Постулат о пресловутом российском «рабстве» как об одном из основополагающих свойств русского характера является идеей фикс всякого либерала от А. Радищева до какой-нибудь В. Новодворской. Вся свободомыслящая литература XIX – ХХ вв. прямо-таки пронизана стенаниями о мучениях несчастных крепостных и повсеместных их истязаниях.
Р. Пайпс весьма метко подметил по этому поводу: «Пропитывающее XX век насилие и одновременное «высвобождение» сексуальных фантазий способствуют тому, что современный человек, балуя свои садистические позывы, проецирует их на прошлое; но его жажда истязать других не имеет никакого отношения к тому, что на самом деле происходило, когда такие вещи были возможны. Крепостничество было хозяйственным институтом, а не неким замкнутым мирком, созданным для удовлетворения сексуальных аппетитов. Отдельные проявления жестокости никак не опровергают нашего утверждения» [50] .
50
Пайпс Р. Россия при старом режиме. М., 1993. (WWW)
Р. Пайпс совершенно верно отразил суть вопроса, и добавить здесь нечего.
Одним из основополагающих исторических факторов, который повлиял на становление русского национального характера, кроме вышеуказанного крепостного права, обычно считается 250-летнее монголо-татарское иго, причем еще и в том плане, что именно оно подготовило почву для закрепощения крестьян.

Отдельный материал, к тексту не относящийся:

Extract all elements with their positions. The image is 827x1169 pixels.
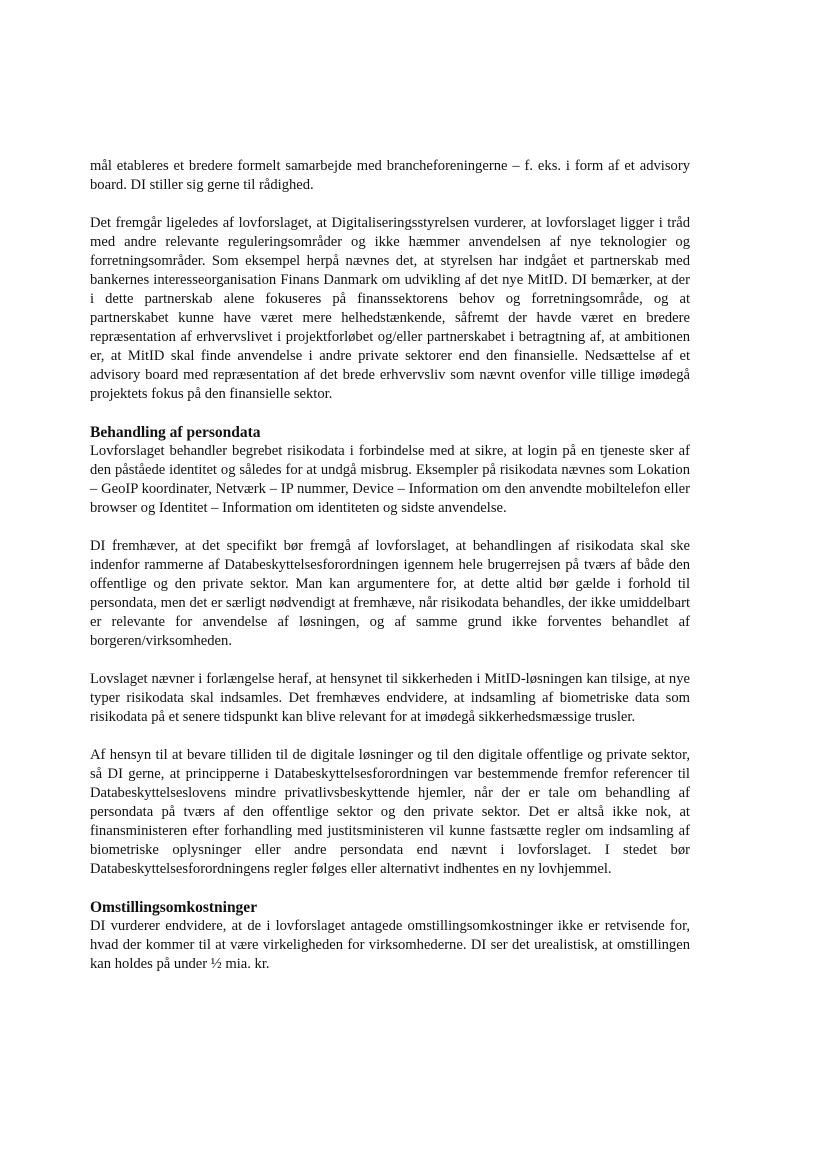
paragraph-spacer <box>90 404 690 423</box>
document-page <box>90 157 690 974</box>
paragraph-biometric-data: Lovslaget nævner i forlængelse heraf, at hensynet til sikkerheden i MitID-løsningen kan tilsige, at nye typer risikodata skal indsamles. Det fremhæves endvidere, at indsamling af biometriske data som risikodata på et senere tidspunkt kan blive relevant for at imødegå sikkerhedsmæssige trusler. <box>90 671 690 725</box>
paragraph-gdpr-emphasis: DI fremhæver, at det specifikt bør fremgå af lovforslaget, at behandlingen af risikodata skal ske indenfor rammerne af Databeskyttelsesforordningen igennem hele brugerrejsen på tværs af både den offentlige og den private sektor. Man kan argumentere for, at dette altid bør gælde i forhold til persondata, men det er særligt nødvendigt at fremhæve, når risikodata behandles, der ikke umiddelbart er relevante for anvendelse af løsningen, og af samme grund ikke forventes behandlet af borgeren/virksomheden. <box>90 538 690 649</box>
paragraph-spacer <box>90 195 690 214</box>
paragraph-advisory-board: mål etableres et bredere formelt samarbejde med brancheforeningerne – f. eks. i form af et advisory board. DI stiller sig gerne til rådighed. <box>90 158 690 193</box>
paragraph-spacer <box>90 518 690 537</box>
paragraph-risk-data: Lovforslaget behandler begrebet risikodata i forbindelse med at sikre, at login på en tjeneste sker af den påståede identitet og således for at undgå misbrug. Eksempler på risikodata nævnes som Lokation – GeoIP koordinater, Netværk – IP nummer, Device – Information om den anvendte mobiltelefon eller browser og Identitet – Information om identiteten og sidste anvendelse. <box>90 443 690 516</box>
paragraph-partnership: Det fremgår ligeledes af lovforslaget, at Digitaliseringsstyrelsen vurderer, at lovforslaget ligger i tråd med andre relevante reguleringsområder og ikke hæmmer anvendelsen af nye teknologier og forretningsområder. Som eksempel herpå nævnes det, at styrelsen har indgået et partnerskab med bankernes interesseorganisation Finans Danmark om udvikling af det nye MitID. DI bemærker, at der i dette partnerskab alene fokuseres på finanssektorens behov og forretningsområde, og at partnerskabet kunne have været mere helhedstænkende, såfremt der havde været en bredere repræsentation af erhvervslivet i projektforløbet og/eller partnerskabet i betragtning af, at ambitionen er, at MitID skal finde anvendelse i andre private sektorer end den finansielle. Nedsættelse af et advisory board med repræsentation af det brede erhvervsliv som nævnt ovenfor ville tillige imødegå projektets fokus på den finansielle sektor. <box>90 215 690 402</box>
paragraph-conversion-costs: DI vurderer endvidere, at de i lovforslaget antagede omstillingsomkostninger ikke er retvisende for, hvad der kommer til at være virkeligheden for virksomhederne. DI ser det urealistisk, at omstillingen kan holdes på under ½ mia. kr. <box>90 918 690 972</box>
paragraph-spacer <box>90 727 690 746</box>
heading-persondata: Behandling af persondata <box>90 424 261 441</box>
paragraph-trust: Af hensyn til at bevare tilliden til de digitale løsninger og til den digitale offentlige og private sektor, så DI gerne, at principperne i Databeskyttelsesforordningen var bestemmende fremfor referencer til Databeskyttelseslovens mindre privatlivsbeskyttende hjemler, når der er tale om behandling af persondata på tværs af den offentlige sektor og den private sektor. Det er altså ikke nok, at finansministeren efter forhandling med justitsministeren vil kunne fastsætte regler om indsamling af biometriske oplysninger eller andre persondata end nævnt i lovforslaget. I stedet bør Databeskyttelsesforordningens regler følges eller alternativt indhentes en ny lovhjemmel. <box>90 747 690 877</box>
paragraph-spacer <box>90 879 690 898</box>
heading-omstilling: Omstillingsomkostninger <box>90 899 258 916</box>
paragraph-spacer <box>90 651 690 670</box>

По словам В.О. Ключевского, ордынское владычество «было одно из тех народных бедствий, которые приносят не только материальное, но и нравственное разорение, надолго повергая народ в мертвое оцепенение. Люди беспомощно опускали руки, умы теряли всякую бодрость и упругость и безнадежно отдавались своему прискорбному положению, не находя и не ища никакого выхода… Что еще хуже, ужасом отцов, переживших бурю, заражались дети, родившиеся после нее. Внешняя случайная беда грозила превратиться во внутренний хронический недуг, панический ужас одного поколения мог развиться в народную робость, в черту национального характера, и в истории человечества могла бы прибавиться лишняя темная страница, повествующая о том, как нападение азиатского монгола привело к падению великого европейского народа».
Немецкий философ В. Шубарт, которого так же, как и В.О. Ключевского, никак нельзя назвать каким-либо русоненавистником, считал, что «с татаро-монгольским игом не идет в сравнение никакое другое явление в европейской истории. Оно тяготело над русскими почти два с половиной века (1238–1480), и тем не менее, ни в государственном плане, ни в духовном они не погибли, хотя это и нанесло их душе глубокий ущерб, не преодоленный по сей день» [51] .
Отсюда В. Шубарт сделал ряд выводов: «С тех пор душу русского человека нередко стали омрачать приступы жестокости… Испытав слишком много бесправия, они теряют веру в нравственную и практическую ценность права… Без татарского нашествия не было бы русской революции!.. Не царская Москва XVI века, а вольный Новгород XIV – вот отражение сущности русского духа…» И т. д.
51
Шубарт В. Европа и душа Востока. М., 2000, с. 62–63.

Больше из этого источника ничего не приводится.